Вскоре после слияния американский банковский сектор начал вырываться на свободу. При Эйзенхауэре банкиры мечтали о депозитах: в погоне за миллиардами красивых вкладов Генри Александер обхаживал Guaranty. Но когда к концу 1950-х годов процентные ставки взлетели до головокружительных 4,5%, казначеи корпораций не захотели расставаться с беспроцентными вкладами ("компенсационными остатками") в обмен на кредиты. Некоторые банкиры считали это ересью, поэтому Morgans помогал клиентам переводить свои депозиты в более высокодоходные инструменты денежного рынка. Как сказал Джордж Уитни критикам, "мои клиенты не дураки".

Перспектива постепенной эрозии свободных остатков была неминуема. Для House of Morgan, лишенного подушки безопасности в виде потребительских вкладов, призрак потери корпоративных депозитов был особенно зловещим. Некоторые сотрудники банка с поразительной ясностью видели мрачное будущее оптовых банковских операций. Томас С. Гейтс-младший, сменивший Александра на посту председателя правления, в шутку говорил ему: "Знаешь, это не самый удачный бизнес".

Эмансипация была близка.

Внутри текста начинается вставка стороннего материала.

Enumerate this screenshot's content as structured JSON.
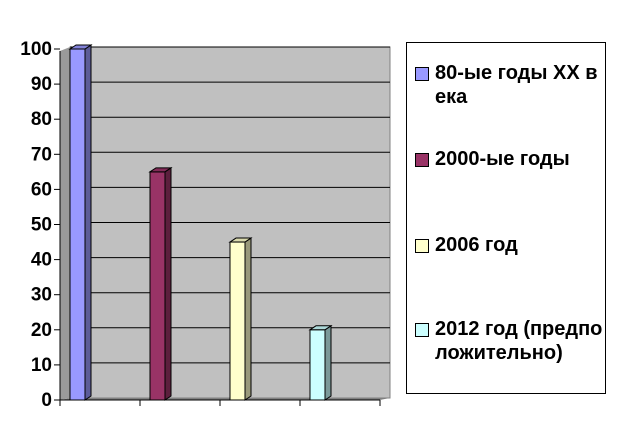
{
  "chart_data": {
    "type": "bar",
    "categories": [
      "80-ые годы XX века",
      "2000-ые годы",
      "2006 год",
      "2012 год (предположительно)"
    ],
    "values": [
      100,
      65,
      45,
      20
    ],
    "ylim": [
      0,
      100
    ],
    "yticks": [
      "0",
      "10",
      "20",
      "30",
      "40",
      "50",
      "60",
      "70",
      "80",
      "90",
      "100"
    ],
    "grid": true,
    "legend_placement": "right",
    "plot_background": "#c0c0c0",
    "colors": [
      "#9999ff",
      "#993366",
      "#ffffcc",
      "#ccffff"
    ],
    "legend": [
      {
        "label": "80-ые годы XX века",
        "color": "#9999ff"
      },
      {
        "label": "2000-ые годы",
        "color": "#993366"
      },
      {
        "label": "2006 год",
        "color": "#ffffcc"
      },
      {
        "label": "2012 год (предположительно)",
        "color": "#ccffff"
      }
    ]
  }
}
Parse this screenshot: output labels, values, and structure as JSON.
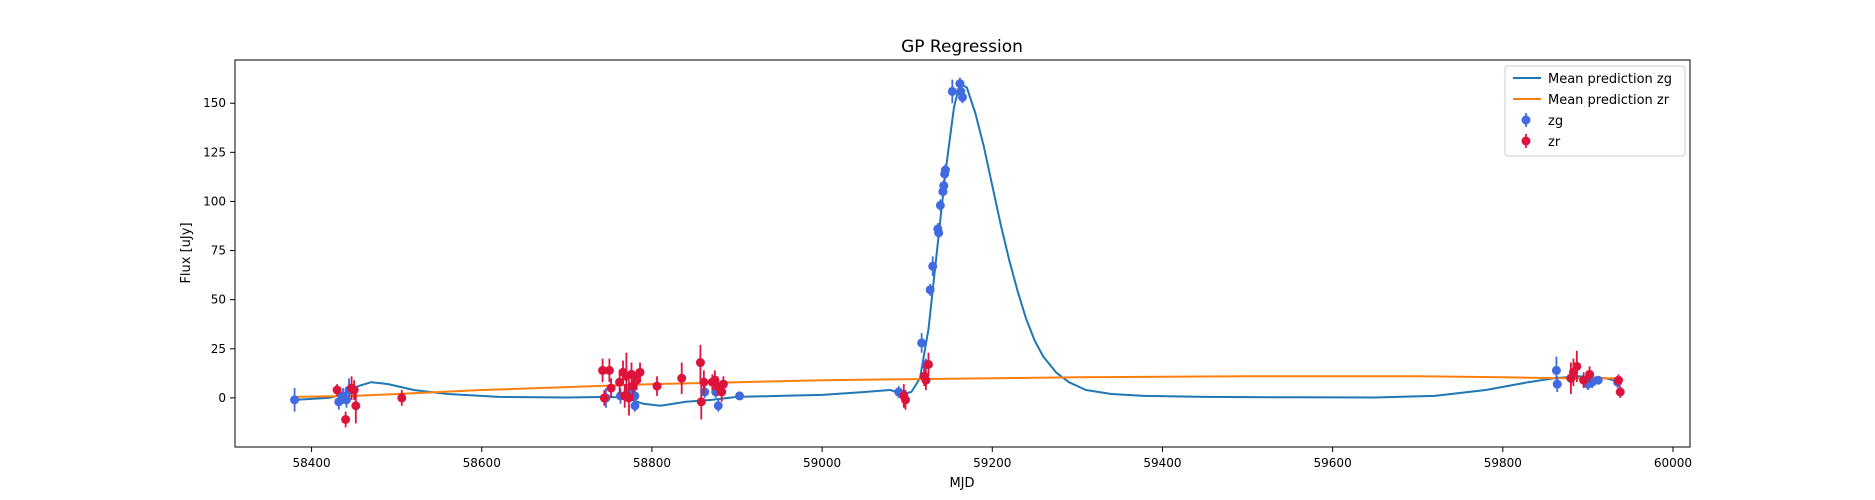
{
  "chart_data": {
    "type": "scatter",
    "title": "GP Regression",
    "xlabel": "MJD",
    "ylabel": "Flux [uJy]",
    "xlim": [
      58310,
      60020
    ],
    "ylim": [
      -25,
      172
    ],
    "xticks": [
      58400,
      58600,
      58800,
      59000,
      59200,
      59400,
      59600,
      59800,
      60000
    ],
    "yticks": [
      0,
      25,
      50,
      75,
      100,
      125,
      150
    ],
    "grid": false,
    "legend_position": "top-right",
    "legend": [
      {
        "label": "Mean prediction zg",
        "kind": "line",
        "color": "#1f77b4"
      },
      {
        "label": "Mean prediction zr",
        "kind": "line",
        "color": "#ff7f0e"
      },
      {
        "label": "zg",
        "kind": "errorbar",
        "color": "#4169e1"
      },
      {
        "label": "zr",
        "kind": "errorbar",
        "color": "#dc143c"
      }
    ],
    "lines": [
      {
        "name": "Mean prediction zg",
        "color": "#1f77b4",
        "points": [
          [
            58380,
            -1
          ],
          [
            58420,
            0
          ],
          [
            58440,
            2
          ],
          [
            58455,
            6
          ],
          [
            58470,
            8
          ],
          [
            58490,
            7
          ],
          [
            58520,
            4
          ],
          [
            58560,
            2
          ],
          [
            58620,
            0.5
          ],
          [
            58700,
            0.2
          ],
          [
            58750,
            0.5
          ],
          [
            58770,
            0
          ],
          [
            58790,
            -3
          ],
          [
            58810,
            -4
          ],
          [
            58840,
            -2
          ],
          [
            58870,
            -1
          ],
          [
            58900,
            0.5
          ],
          [
            58950,
            1
          ],
          [
            59000,
            1.5
          ],
          [
            59050,
            3
          ],
          [
            59080,
            4
          ],
          [
            59095,
            2
          ],
          [
            59105,
            3
          ],
          [
            59115,
            10
          ],
          [
            59125,
            35
          ],
          [
            59135,
            75
          ],
          [
            59145,
            115
          ],
          [
            59155,
            148
          ],
          [
            59162,
            160
          ],
          [
            59170,
            158
          ],
          [
            59180,
            145
          ],
          [
            59190,
            128
          ],
          [
            59200,
            108
          ],
          [
            59210,
            88
          ],
          [
            59220,
            70
          ],
          [
            59230,
            54
          ],
          [
            59240,
            40
          ],
          [
            59250,
            29
          ],
          [
            59260,
            21
          ],
          [
            59275,
            13
          ],
          [
            59290,
            8
          ],
          [
            59310,
            4
          ],
          [
            59340,
            2
          ],
          [
            59380,
            1
          ],
          [
            59450,
            0.5
          ],
          [
            59550,
            0.3
          ],
          [
            59650,
            0.2
          ],
          [
            59720,
            1
          ],
          [
            59780,
            4
          ],
          [
            59830,
            8
          ],
          [
            59860,
            10
          ],
          [
            59890,
            11
          ],
          [
            59920,
            10
          ],
          [
            59940,
            8
          ]
        ]
      },
      {
        "name": "Mean prediction zr",
        "color": "#ff7f0e",
        "points": [
          [
            58380,
            0.5
          ],
          [
            58450,
            1
          ],
          [
            58500,
            2
          ],
          [
            58600,
            4
          ],
          [
            58700,
            5.5
          ],
          [
            58800,
            7
          ],
          [
            58900,
            8
          ],
          [
            59000,
            9
          ],
          [
            59100,
            9.5
          ],
          [
            59200,
            10
          ],
          [
            59300,
            10.5
          ],
          [
            59400,
            10.8
          ],
          [
            59500,
            11
          ],
          [
            59600,
            11
          ],
          [
            59700,
            11
          ],
          [
            59800,
            10.5
          ],
          [
            59870,
            10
          ],
          [
            59940,
            10
          ]
        ]
      }
    ],
    "series": [
      {
        "name": "zg",
        "color": "#4169e1",
        "points": [
          {
            "x": 58380,
            "y": -1,
            "err": 6
          },
          {
            "x": 58432,
            "y": -2,
            "err": 4
          },
          {
            "x": 58437,
            "y": 1,
            "err": 4
          },
          {
            "x": 58441,
            "y": -1,
            "err": 4
          },
          {
            "x": 58444,
            "y": 4,
            "err": 6
          },
          {
            "x": 58746,
            "y": 0,
            "err": 5
          },
          {
            "x": 58763,
            "y": 1,
            "err": 4
          },
          {
            "x": 58772,
            "y": 3,
            "err": 4
          },
          {
            "x": 58780,
            "y": 1,
            "err": 4
          },
          {
            "x": 58780,
            "y": -4,
            "err": 3
          },
          {
            "x": 58862,
            "y": 3,
            "err": 3
          },
          {
            "x": 58875,
            "y": 3,
            "err": 3
          },
          {
            "x": 58878,
            "y": -4,
            "err": 3
          },
          {
            "x": 58903,
            "y": 1,
            "err": 2
          },
          {
            "x": 59090,
            "y": 3,
            "err": 3
          },
          {
            "x": 59117,
            "y": 28,
            "err": 5
          },
          {
            "x": 59122,
            "y": 17,
            "err": 3
          },
          {
            "x": 59127,
            "y": 55,
            "err": 3
          },
          {
            "x": 59130,
            "y": 67,
            "err": 5
          },
          {
            "x": 59136,
            "y": 86,
            "err": 3
          },
          {
            "x": 59137,
            "y": 84,
            "err": 3
          },
          {
            "x": 59139,
            "y": 98,
            "err": 3
          },
          {
            "x": 59142,
            "y": 105,
            "err": 3
          },
          {
            "x": 59143,
            "y": 108,
            "err": 3
          },
          {
            "x": 59144,
            "y": 114,
            "err": 3
          },
          {
            "x": 59145,
            "y": 116,
            "err": 3
          },
          {
            "x": 59153,
            "y": 156,
            "err": 6
          },
          {
            "x": 59162,
            "y": 160,
            "err": 3
          },
          {
            "x": 59163,
            "y": 156,
            "err": 3
          },
          {
            "x": 59165,
            "y": 153,
            "err": 3
          },
          {
            "x": 59863,
            "y": 14,
            "err": 7
          },
          {
            "x": 59864,
            "y": 7,
            "err": 4
          },
          {
            "x": 59880,
            "y": 10,
            "err": 3
          },
          {
            "x": 59900,
            "y": 7,
            "err": 3
          },
          {
            "x": 59905,
            "y": 8,
            "err": 3
          },
          {
            "x": 59912,
            "y": 9,
            "err": 2
          },
          {
            "x": 59935,
            "y": 8,
            "err": 3
          }
        ]
      },
      {
        "name": "zr",
        "color": "#dc143c",
        "points": [
          {
            "x": 58430,
            "y": 4,
            "err": 3
          },
          {
            "x": 58440,
            "y": -11,
            "err": 4
          },
          {
            "x": 58447,
            "y": 5,
            "err": 6
          },
          {
            "x": 58450,
            "y": 4,
            "err": 5
          },
          {
            "x": 58452,
            "y": -4,
            "err": 9
          },
          {
            "x": 58506,
            "y": 0,
            "err": 4
          },
          {
            "x": 58742,
            "y": 14,
            "err": 6
          },
          {
            "x": 58744,
            "y": 0,
            "err": 4
          },
          {
            "x": 58750,
            "y": 14,
            "err": 6
          },
          {
            "x": 58752,
            "y": 5,
            "err": 5
          },
          {
            "x": 58762,
            "y": 8,
            "err": 6
          },
          {
            "x": 58766,
            "y": 13,
            "err": 6
          },
          {
            "x": 58768,
            "y": 1,
            "err": 6
          },
          {
            "x": 58770,
            "y": 11,
            "err": 12
          },
          {
            "x": 58773,
            "y": 0,
            "err": 9
          },
          {
            "x": 58776,
            "y": 12,
            "err": 6
          },
          {
            "x": 58778,
            "y": 6,
            "err": 5
          },
          {
            "x": 58782,
            "y": 9,
            "err": 5
          },
          {
            "x": 58786,
            "y": 13,
            "err": 5
          },
          {
            "x": 58806,
            "y": 6,
            "err": 5
          },
          {
            "x": 58835,
            "y": 10,
            "err": 8
          },
          {
            "x": 58857,
            "y": 18,
            "err": 9
          },
          {
            "x": 58858,
            "y": -2,
            "err": 9
          },
          {
            "x": 58861,
            "y": 8,
            "err": 6
          },
          {
            "x": 58871,
            "y": 8,
            "err": 4
          },
          {
            "x": 58874,
            "y": 9,
            "err": 5
          },
          {
            "x": 58877,
            "y": 6,
            "err": 5
          },
          {
            "x": 58882,
            "y": 3,
            "err": 5
          },
          {
            "x": 58884,
            "y": 7,
            "err": 4
          },
          {
            "x": 59096,
            "y": 1,
            "err": 6
          },
          {
            "x": 59098,
            "y": -1,
            "err": 5
          },
          {
            "x": 59120,
            "y": 11,
            "err": 5
          },
          {
            "x": 59122,
            "y": 9,
            "err": 5
          },
          {
            "x": 59125,
            "y": 17,
            "err": 6
          },
          {
            "x": 59880,
            "y": 10,
            "err": 8
          },
          {
            "x": 59883,
            "y": 13,
            "err": 7
          },
          {
            "x": 59887,
            "y": 16,
            "err": 8
          },
          {
            "x": 59895,
            "y": 9,
            "err": 4
          },
          {
            "x": 59902,
            "y": 12,
            "err": 4
          },
          {
            "x": 59936,
            "y": 9,
            "err": 3
          },
          {
            "x": 59938,
            "y": 3,
            "err": 3
          }
        ]
      }
    ]
  }
}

В 1961 году Джордж Мур и Уолтер Уристон из банка First National City придумали, как обойти ограничение на процентные ставки. По закону банки не могли выплачивать проценты по вкладам, хранящимся менее тридцати дней. Но, продавая "оборотные депозитные сертификаты", срок погашения которых превышал тридцать дней, банки могли выплачивать проценты. Кроме того, эти сертификаты могли быть предметом торговли (отсюда и слово "оборотный" в их названии). Их использование привело к революции в работе коммерческих банков, освободив их от зависимости от депозитов. Банкирам больше не нужно было ждать вкладов, и они были освобождены как от компаний, так и от потребителей. Теперь они могли путешествовать по миру и привлекать деньги, продавая компакт-диски на зарубежных оптовых рынках. Новая система получила название "управляемые пассивы". (В банковской терминологии кредиты - это активы, а депозиты - пассивы). Таким образом, банковские отношения разрушались с двух сторон - со стороны беспокойных корпоративных казначеев, требовавших доходности по своим депозитам, и со стороны свободолюбивых банкиров, которые могли обойтись без депозитов и обратиться к денежным рынкам.